Güncelleme Tarihi:
Derginizin mottosu ‘Yaşam Kültürü Dergisi’. Nedir yaşam kültürü dergisinin tam karşılığı?
- Ele aldığımız konular bilinçli farkındalık, yoga-meditasyon gibi pratikler, çevreye duyarlı kullanım alışkanlıkları, doğaya saygılı yaşam, bütünsel sağlık... Bunların hepsi bir bütünün parçaları. Dolayısıyla ortaya bir yaşam kültürü çıkıyor.
◊ Neden böyle bir dergi çıkarma ihtiyacı hissettiniz?
- Hayatlarımız her geçen gün daha da stresli ve yoğun oluyor çünkü. Bu döngüyü kırmak istiyorsunuz ama olmuyor. Sade işte bu yolda elinizden tutacak bir arkadaş gibi. Çünkü sosyolojik bir değişim içindeyiz. Bunca zaman hiç ihtiyacımız olmayan şeylere sahip olmak için hem kendi hayatımızı hem de yaşadığımız toprakları, gezegeni mahvettik. Evimizde yaptığımız bahar temizliği gibi hayatımızda da hem maddi hem manevi anlamda
silkinsek epey rahatlarız.
◊ Bu mümkün mü?
- Kimsenin insanları stresten kurtaracak sihirli bir formülü yok. Dertler de farklı farklı. Belki birileri bu aralar çok duyduğu üzere ‘an’da kalmaya çalışıyor ama nasıl yapacağını bilemiyor. Yogaya başlamak istiyor ya da duygusal sebeplerle yemek yediğinin farkında ama hangi duygusu buna sebep oluyor anlayamıyor. İşte bunlara benzer soruların cevapları var dergimizde.
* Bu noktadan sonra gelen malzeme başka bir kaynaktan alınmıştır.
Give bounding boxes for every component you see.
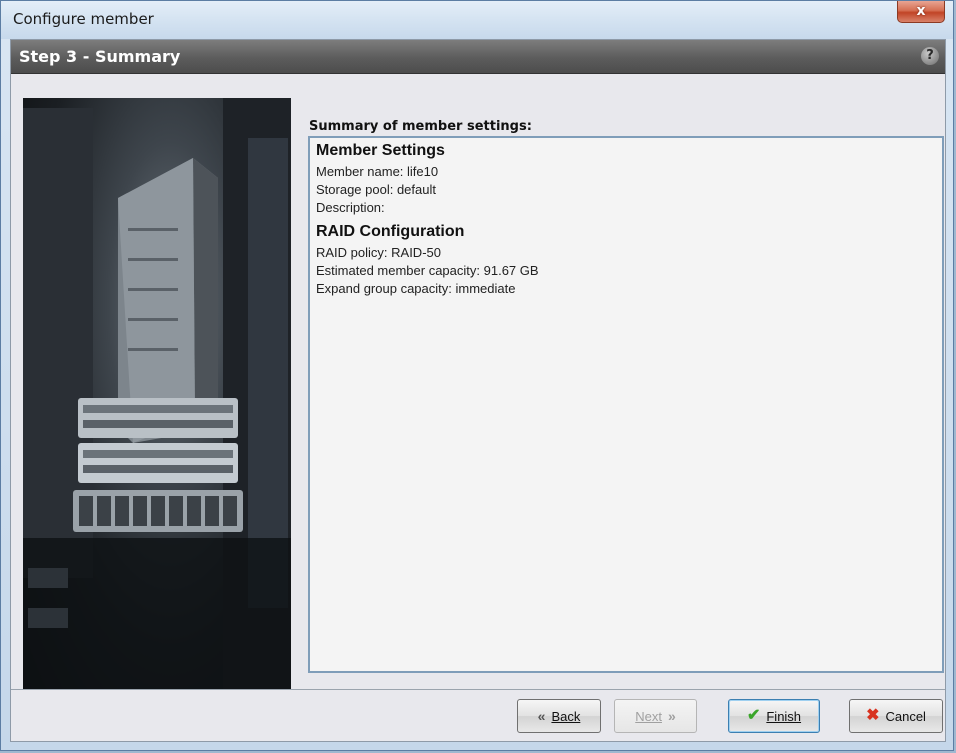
estimated-capacity-line: Estimated member capacity: 91.67 GB: [316, 263, 539, 278]
summary-textbox[interactable]: Member Settings Member name: life10 Stor…: [308, 136, 944, 673]
window-title: Configure member: [13, 10, 154, 28]
close-button[interactable]: x: [897, 1, 945, 23]
next-button[interactable]: Next »: [614, 699, 697, 733]
dialog-body: Step 3 - Summary ? Summary of member set…: [10, 39, 946, 742]
title-bar: Configure member x: [1, 1, 953, 39]
cancel-button-label: Cancel: [885, 708, 926, 724]
step-title: Step 3 - Summary: [19, 47, 181, 66]
configure-member-dialog: Configure member x Step 3 - Summary ? Su…: [0, 0, 954, 751]
expand-capacity-line: Expand group capacity: immediate: [316, 281, 516, 296]
storage-array-image: [23, 98, 291, 689]
close-icon: x: [916, 3, 926, 19]
help-icon[interactable]: ?: [921, 47, 939, 65]
cancel-button[interactable]: ✖ Cancel: [849, 699, 943, 733]
footer-separator: [11, 689, 945, 690]
member-settings-heading: Member Settings: [316, 142, 445, 159]
finish-button[interactable]: ✔ Finish: [728, 699, 820, 733]
description-line: Description:: [316, 200, 385, 215]
step-header: Step 3 - Summary ?: [11, 40, 945, 74]
back-button-label: Back: [551, 708, 581, 724]
finish-button-label: Finish: [766, 708, 802, 724]
back-button[interactable]: « Back: [517, 699, 601, 733]
raid-configuration-heading: RAID Configuration: [316, 223, 465, 240]
double-chevron-left-icon: «: [537, 708, 546, 724]
member-name-line: Member name: life10: [316, 164, 439, 179]
next-button-label: Next: [635, 708, 662, 724]
double-chevron-right-icon: »: [667, 708, 676, 724]
checkmark-icon: ✔: [746, 707, 761, 724]
summary-label: Summary of member settings:: [309, 119, 532, 134]
storage-pool-line: Storage pool: default: [316, 182, 436, 197]
raid-policy-line: RAID policy: RAID-50: [316, 245, 441, 260]
red-x-icon: ✖: [866, 707, 880, 724]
Hepsini de işin uzmanları yazdı. Psikiyatr Alper Hasanoğlu, uzman diyetisyen Simge Çıtak, bütünsel sağlık uzmanı Ebru Şinik, yoga eğitmenleri ve daha çok sayıda tecrübeli isim...
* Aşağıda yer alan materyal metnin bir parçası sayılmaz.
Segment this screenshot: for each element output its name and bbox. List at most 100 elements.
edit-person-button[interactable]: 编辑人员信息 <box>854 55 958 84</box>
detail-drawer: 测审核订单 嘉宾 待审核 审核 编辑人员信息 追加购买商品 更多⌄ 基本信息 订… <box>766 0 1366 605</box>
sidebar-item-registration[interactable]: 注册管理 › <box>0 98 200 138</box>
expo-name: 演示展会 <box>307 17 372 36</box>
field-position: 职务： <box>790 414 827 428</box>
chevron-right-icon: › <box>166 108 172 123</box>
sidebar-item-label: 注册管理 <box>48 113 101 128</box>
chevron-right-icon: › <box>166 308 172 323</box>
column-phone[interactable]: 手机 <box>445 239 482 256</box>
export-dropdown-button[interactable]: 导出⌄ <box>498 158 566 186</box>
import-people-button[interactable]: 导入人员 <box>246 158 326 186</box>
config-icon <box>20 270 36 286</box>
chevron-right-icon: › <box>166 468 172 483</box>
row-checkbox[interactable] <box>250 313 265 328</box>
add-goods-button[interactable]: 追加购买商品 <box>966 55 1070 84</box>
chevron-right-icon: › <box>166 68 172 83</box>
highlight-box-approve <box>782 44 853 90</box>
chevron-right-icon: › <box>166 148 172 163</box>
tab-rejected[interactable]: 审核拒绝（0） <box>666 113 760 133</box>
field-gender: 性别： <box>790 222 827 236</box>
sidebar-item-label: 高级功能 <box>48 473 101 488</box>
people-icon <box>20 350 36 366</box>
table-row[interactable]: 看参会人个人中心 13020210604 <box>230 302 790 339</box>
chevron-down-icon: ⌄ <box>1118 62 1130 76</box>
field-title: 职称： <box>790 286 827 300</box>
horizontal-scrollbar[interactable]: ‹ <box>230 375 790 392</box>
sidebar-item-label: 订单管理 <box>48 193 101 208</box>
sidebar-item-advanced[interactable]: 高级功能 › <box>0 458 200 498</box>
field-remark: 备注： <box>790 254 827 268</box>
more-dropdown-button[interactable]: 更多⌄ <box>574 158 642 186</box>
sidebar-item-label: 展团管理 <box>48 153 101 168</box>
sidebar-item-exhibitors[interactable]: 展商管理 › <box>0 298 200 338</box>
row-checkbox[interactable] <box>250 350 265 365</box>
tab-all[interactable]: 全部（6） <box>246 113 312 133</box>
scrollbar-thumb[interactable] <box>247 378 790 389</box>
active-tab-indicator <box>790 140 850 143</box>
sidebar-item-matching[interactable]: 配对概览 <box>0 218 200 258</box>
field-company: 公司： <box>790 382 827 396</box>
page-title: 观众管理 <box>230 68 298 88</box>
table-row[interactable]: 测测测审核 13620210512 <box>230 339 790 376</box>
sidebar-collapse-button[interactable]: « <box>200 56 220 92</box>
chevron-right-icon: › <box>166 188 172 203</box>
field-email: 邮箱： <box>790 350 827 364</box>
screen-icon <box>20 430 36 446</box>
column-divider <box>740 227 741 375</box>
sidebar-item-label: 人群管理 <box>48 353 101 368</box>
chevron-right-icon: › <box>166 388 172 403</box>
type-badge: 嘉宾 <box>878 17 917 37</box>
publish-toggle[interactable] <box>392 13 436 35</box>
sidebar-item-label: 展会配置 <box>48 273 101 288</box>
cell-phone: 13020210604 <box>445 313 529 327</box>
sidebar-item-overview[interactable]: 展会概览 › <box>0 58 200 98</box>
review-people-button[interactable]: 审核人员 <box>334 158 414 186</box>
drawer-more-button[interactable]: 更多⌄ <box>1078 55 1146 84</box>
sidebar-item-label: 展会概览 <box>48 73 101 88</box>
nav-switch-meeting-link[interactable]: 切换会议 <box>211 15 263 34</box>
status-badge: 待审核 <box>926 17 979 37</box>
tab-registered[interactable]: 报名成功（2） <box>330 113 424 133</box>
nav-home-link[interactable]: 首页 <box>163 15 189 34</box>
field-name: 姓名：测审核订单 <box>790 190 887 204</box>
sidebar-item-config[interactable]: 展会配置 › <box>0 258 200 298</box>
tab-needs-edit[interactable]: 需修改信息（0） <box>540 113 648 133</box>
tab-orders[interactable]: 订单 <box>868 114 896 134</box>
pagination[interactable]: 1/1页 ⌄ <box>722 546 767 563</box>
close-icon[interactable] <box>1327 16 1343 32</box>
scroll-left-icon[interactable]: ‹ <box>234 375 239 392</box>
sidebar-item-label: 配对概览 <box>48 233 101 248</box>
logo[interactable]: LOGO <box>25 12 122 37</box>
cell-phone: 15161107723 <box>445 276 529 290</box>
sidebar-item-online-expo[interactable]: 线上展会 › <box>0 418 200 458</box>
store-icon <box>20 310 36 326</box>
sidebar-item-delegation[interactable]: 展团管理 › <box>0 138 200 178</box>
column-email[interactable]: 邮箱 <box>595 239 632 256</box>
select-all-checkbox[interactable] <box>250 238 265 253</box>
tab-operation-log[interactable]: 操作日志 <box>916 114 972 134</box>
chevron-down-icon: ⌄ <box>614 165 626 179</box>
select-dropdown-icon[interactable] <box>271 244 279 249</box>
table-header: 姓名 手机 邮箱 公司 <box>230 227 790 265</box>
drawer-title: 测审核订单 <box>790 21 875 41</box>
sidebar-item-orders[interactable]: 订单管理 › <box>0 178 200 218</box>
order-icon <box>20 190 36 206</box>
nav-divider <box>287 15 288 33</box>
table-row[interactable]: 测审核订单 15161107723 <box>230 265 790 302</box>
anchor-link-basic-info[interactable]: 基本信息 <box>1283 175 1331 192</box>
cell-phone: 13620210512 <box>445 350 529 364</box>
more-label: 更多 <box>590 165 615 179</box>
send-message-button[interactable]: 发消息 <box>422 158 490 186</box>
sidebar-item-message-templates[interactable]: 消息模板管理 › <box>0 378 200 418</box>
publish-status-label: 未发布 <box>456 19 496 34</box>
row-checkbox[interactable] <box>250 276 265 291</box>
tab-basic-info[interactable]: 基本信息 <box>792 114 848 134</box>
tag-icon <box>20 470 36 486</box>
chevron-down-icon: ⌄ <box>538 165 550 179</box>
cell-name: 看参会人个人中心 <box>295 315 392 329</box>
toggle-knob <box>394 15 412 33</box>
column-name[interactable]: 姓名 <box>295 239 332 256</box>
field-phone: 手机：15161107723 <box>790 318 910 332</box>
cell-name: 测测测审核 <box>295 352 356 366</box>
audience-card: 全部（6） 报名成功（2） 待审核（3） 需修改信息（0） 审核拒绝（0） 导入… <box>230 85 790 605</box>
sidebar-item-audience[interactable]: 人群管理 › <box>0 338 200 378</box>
◊ Kapak konunuz ‘Hayattaki kilitleri açmanın yolları’; bu tip okumalar yaparak insanlar hayatlarında gerçekten bir şeyleri değiştirebilir ve yeni yollar açabilir mi?
- Elbette yapabilirler. Bazen kendi düşünce kalıplarımıza o kadar takılıp kalıyoruz ki bir şeyleri değiştirebileceğimizi fark edemiyoruz. Psikologların da söylediği üzere düşünceler duygularımızı yaratıyor. Düşünceleri yönetmek de bizim elimizde.
Artık kendimizi yarış atı gibi değil insan gibi hissetmek istiyoruz
Savur, “Bunca zaman hiç ihtiyacımız olmayan şeylere sahip olmak için hem kendi hayatımızı hem de yaşadığımız toprakları, gezegeni mahvettik. Daha çok para kazanmak için şehirlere akın ettik. Binalar yükseldikçe hayatımız daraldı. Kalabalık içinde hayat mücadelesi sertleşince stresimiz arttı. Artık denge istiyoruz, kendimizi yarış atı gibi değil insan gibi hissetmek istiyoruz. O yüzden ister ‘kişisel gelişim’ deyin ister başka bir şey, bu alana ilgi arttı. İnsanlar yardım arıyor, ‘Beni kurtarın’ çığlığı atıyor. Sadeleşme akımı da bunun bir sonucu... Ama sadeleşme de aklımıza birkaç eşyayla yaşadığımız, kimilerine çok keyifsiz görünen hayatları getirmemeli. Herkes bunu kendi ihtiyacına, zevkine göre uyarlayabilir” diyor.
◊ Peki siz dergiye başladıktan ve bu konulara girdikten sonra hayata bakışınızda neler değişti?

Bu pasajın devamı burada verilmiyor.